Allen Widrigkeiten zum Trotz – Jeanne de Kroon von Zazi Vintage im Interview

Im Gespräch verrät uns Jeanne, wie sie mit Slow Fashion die Welt verändert – ein Kleid nach dem anderen

Wenn es ein Label gibt, das die Prämisse von Slow Fashion durch und durch lebt, dann ist es Zazi Vintage der gebürtigen Niederländerin Jeanne de Kroon. Jeanne gründete ihre Brand mit dem Ziel, nicht nur fair produzierte und ökologisch einwandfreie Kollektionen zu fertigen, sondern auch mit jedem ihrer handgefertigten Teile Frauen in ihrer unternehmerischen Unabhängigkeit zu unterstützen.

Hierfür arbeitet Jeanne mit Frauen in ländlichen Regionen in Indien, Usbekistan und Afghanistan zusammen und verwendet für ihre Kollektionen (die keine Kollektionen im klassischen Sinne sind, da sie keinem festen Turnus folgen), ausschließlich ausgesuchte Vintage-Stoffe aus den Regionen.
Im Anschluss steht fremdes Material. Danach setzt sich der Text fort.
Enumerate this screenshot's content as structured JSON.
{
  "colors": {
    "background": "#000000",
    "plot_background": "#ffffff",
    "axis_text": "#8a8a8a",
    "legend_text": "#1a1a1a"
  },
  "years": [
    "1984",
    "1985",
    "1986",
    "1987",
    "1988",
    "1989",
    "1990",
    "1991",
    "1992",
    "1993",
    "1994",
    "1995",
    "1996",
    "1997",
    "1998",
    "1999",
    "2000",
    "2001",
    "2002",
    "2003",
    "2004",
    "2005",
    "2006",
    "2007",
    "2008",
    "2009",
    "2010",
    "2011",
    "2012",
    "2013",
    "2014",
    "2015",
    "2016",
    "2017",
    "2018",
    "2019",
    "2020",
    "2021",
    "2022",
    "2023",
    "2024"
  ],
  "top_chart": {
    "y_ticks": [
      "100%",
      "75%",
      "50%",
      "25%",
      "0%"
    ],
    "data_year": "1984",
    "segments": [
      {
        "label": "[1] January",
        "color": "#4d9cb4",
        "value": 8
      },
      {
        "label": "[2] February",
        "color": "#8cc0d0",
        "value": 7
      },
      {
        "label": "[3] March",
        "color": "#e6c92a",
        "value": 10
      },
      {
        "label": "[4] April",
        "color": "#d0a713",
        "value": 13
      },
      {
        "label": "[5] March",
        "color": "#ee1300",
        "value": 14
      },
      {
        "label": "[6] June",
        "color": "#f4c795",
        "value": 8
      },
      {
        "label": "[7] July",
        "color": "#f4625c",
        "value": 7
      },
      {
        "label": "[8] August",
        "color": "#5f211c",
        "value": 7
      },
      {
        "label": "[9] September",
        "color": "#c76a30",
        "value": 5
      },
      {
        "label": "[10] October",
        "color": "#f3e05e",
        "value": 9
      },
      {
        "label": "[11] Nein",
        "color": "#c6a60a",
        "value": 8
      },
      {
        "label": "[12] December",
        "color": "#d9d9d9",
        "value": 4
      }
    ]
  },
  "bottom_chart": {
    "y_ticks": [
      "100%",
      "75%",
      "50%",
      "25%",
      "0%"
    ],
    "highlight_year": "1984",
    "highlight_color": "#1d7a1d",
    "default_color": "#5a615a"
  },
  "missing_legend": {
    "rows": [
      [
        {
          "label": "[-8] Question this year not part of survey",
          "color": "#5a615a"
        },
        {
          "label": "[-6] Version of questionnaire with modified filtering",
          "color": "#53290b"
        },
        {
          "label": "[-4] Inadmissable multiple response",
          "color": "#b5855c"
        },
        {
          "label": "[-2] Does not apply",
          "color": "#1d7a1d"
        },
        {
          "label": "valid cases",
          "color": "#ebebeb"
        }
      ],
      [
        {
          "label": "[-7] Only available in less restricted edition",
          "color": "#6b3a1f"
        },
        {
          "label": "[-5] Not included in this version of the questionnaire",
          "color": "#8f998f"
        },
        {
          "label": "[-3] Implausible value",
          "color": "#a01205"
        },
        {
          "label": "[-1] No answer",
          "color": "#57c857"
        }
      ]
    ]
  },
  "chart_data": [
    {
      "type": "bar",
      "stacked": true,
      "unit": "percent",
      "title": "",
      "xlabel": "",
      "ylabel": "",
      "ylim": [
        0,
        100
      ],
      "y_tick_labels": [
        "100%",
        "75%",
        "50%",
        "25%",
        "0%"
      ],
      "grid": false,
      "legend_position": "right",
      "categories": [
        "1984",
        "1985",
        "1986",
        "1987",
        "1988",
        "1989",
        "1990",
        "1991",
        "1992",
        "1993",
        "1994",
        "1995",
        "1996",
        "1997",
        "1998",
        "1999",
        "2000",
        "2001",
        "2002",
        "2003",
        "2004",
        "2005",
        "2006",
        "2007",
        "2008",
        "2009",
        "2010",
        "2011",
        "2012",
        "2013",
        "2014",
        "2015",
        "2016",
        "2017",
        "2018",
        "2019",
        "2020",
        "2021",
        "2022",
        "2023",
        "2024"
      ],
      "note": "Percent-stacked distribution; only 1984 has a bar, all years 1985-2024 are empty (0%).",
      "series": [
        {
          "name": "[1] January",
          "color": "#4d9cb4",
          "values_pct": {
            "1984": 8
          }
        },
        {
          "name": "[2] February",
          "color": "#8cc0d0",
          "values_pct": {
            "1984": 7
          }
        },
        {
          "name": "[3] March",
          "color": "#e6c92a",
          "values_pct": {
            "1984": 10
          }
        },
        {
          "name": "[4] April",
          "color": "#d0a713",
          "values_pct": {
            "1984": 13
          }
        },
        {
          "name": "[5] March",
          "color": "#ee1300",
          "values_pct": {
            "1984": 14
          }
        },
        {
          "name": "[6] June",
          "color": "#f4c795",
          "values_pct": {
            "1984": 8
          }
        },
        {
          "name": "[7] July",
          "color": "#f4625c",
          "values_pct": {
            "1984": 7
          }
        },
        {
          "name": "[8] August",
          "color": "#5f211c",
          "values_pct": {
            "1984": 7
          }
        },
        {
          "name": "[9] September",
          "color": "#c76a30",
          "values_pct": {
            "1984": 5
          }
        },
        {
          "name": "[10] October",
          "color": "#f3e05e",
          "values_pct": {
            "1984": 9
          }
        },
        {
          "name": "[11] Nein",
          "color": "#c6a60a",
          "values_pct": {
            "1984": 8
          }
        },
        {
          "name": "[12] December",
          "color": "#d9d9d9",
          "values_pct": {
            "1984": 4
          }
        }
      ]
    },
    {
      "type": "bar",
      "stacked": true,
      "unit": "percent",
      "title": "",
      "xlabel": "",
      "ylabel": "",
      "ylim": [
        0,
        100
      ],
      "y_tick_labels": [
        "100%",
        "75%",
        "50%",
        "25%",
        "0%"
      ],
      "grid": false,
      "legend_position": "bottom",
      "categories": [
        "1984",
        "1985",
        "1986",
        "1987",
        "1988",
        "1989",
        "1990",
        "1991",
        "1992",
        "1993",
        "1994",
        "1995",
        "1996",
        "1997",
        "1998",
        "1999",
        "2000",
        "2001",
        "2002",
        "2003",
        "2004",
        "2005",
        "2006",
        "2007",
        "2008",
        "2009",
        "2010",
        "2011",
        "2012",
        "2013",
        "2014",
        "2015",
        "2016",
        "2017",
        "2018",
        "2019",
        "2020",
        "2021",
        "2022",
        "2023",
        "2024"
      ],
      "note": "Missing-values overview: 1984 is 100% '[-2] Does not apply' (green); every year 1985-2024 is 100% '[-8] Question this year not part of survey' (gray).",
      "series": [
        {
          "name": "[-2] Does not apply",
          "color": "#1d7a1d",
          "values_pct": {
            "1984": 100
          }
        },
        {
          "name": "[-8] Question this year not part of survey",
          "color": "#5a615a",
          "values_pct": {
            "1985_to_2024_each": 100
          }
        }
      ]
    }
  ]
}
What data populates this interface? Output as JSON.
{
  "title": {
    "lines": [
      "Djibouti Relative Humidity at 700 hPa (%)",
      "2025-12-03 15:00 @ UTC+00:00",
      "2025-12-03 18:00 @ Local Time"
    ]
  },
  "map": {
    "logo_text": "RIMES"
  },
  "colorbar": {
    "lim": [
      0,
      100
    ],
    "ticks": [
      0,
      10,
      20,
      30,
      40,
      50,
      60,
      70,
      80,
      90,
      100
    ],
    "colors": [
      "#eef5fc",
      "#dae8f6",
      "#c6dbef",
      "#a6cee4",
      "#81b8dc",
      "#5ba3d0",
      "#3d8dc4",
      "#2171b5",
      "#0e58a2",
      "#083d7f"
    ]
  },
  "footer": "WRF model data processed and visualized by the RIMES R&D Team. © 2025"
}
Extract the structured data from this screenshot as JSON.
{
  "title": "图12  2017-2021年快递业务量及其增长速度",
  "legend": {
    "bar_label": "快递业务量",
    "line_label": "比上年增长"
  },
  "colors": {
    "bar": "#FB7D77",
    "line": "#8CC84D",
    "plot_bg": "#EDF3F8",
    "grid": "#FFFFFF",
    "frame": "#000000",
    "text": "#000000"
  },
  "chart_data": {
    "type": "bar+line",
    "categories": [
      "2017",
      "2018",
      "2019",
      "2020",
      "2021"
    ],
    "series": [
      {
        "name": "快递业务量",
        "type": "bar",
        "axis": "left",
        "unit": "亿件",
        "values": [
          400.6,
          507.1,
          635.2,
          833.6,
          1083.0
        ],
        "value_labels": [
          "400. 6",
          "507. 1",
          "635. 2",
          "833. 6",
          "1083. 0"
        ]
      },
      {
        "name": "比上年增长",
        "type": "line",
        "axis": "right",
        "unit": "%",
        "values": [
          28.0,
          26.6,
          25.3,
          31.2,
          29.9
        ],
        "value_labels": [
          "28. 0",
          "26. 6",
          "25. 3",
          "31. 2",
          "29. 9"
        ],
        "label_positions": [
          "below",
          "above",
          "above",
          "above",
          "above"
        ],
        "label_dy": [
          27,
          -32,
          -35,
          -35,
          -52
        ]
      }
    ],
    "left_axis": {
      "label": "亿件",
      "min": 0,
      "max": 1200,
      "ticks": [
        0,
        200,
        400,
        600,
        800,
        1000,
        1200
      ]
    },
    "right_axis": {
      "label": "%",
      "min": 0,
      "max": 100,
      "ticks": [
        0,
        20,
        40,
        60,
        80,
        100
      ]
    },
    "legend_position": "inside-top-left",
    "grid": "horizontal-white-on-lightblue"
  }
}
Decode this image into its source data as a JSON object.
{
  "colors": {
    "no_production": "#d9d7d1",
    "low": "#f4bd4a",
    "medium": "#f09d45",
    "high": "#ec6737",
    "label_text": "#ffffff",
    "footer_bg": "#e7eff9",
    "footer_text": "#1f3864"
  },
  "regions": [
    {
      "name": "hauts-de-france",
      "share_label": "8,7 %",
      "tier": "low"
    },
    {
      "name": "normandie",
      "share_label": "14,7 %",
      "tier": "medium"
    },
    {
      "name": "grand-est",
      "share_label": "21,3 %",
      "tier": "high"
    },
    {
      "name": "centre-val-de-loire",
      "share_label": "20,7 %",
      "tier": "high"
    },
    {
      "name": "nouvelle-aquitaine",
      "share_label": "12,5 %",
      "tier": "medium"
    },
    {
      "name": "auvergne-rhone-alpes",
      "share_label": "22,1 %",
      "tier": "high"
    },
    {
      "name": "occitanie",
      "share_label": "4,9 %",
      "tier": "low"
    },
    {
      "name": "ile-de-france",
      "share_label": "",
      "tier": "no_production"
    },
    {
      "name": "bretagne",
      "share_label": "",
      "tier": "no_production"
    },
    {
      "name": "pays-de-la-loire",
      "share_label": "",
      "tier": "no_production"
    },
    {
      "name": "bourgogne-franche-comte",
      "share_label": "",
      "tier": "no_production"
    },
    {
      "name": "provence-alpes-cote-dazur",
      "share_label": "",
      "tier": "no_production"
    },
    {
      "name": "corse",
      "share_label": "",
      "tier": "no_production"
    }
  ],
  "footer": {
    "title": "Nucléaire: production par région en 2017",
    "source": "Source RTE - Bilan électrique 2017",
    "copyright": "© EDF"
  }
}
Produziert wird dann eben soviel, wie der Stoff hergibt und mit Respekt vor der Umwelt und (und hier können sich so einige große Modehäuser eine Scheibe abschneiden) unter Einbeziehung der Frauen aus den Kulturen, von denen sich Jeanne für ihre Zazi Vintage Kollektionen inspirieren lässt. Heißt: Jede*r bekommt ein faires Stück vom Kuchen ab.

Für ihre neue Resort Collection 2019 hat Jeanne erstmal mit der Ethical Fashion Initiative der Vereinten Nationen zusammengearbeitet und gemeinsam mit Handwerkstätten in Afghanistan eine traumhafte Kollektion gefertigt, die auf den Spuren der legendären und sagenumwobenen Seidenstraße wandelt. Fair, nachhaltig und wegweisend. Logisch, dass wir bei diesem unterstützenswerten Konzept neugierig geworden sind und genauer bei Jeanne nachgefragt haben.

Liebe Jeanne, Gratulation zu diesem tollen Projekt. Wie und wo hast du Simone Cipriani kennengelernt?

Jeanne de Kroon hat Simone Cipriani, Gründer der Ethical Fashion Initiative, auf der Nest Summit zum Kunsthandwerk bei den Vereinten Nationen kennengelernt.

Ich erinnere mich, dass ich Simone auf der Bühne gesehen habe und direkt dachte: „Das ist die coolste Person der Welt!“ Er hat dieses italienischen Flair und ist dabei durch und durch Humanist, der jede Sekunde seines Lebens der Verbesserung des Daseins Anderer widmet. Ich habe im Anschluss all meinen Mut zusammen genommen und ihm gesagt, wie sehr ich seine Arbeit bewundere. Ich trug einen meiner Mäntel und Simone sprach mich direkt darauf an und fragte mich, woher er sei. Ich sagte ihm, dass er in Afghanistan gefertigt wurde, woraufhin der entgegnete: „Wir müssen etwas zusammen auf die Beine stellen!“

Hast du einen persönlichen Bezug zu Afghanistan?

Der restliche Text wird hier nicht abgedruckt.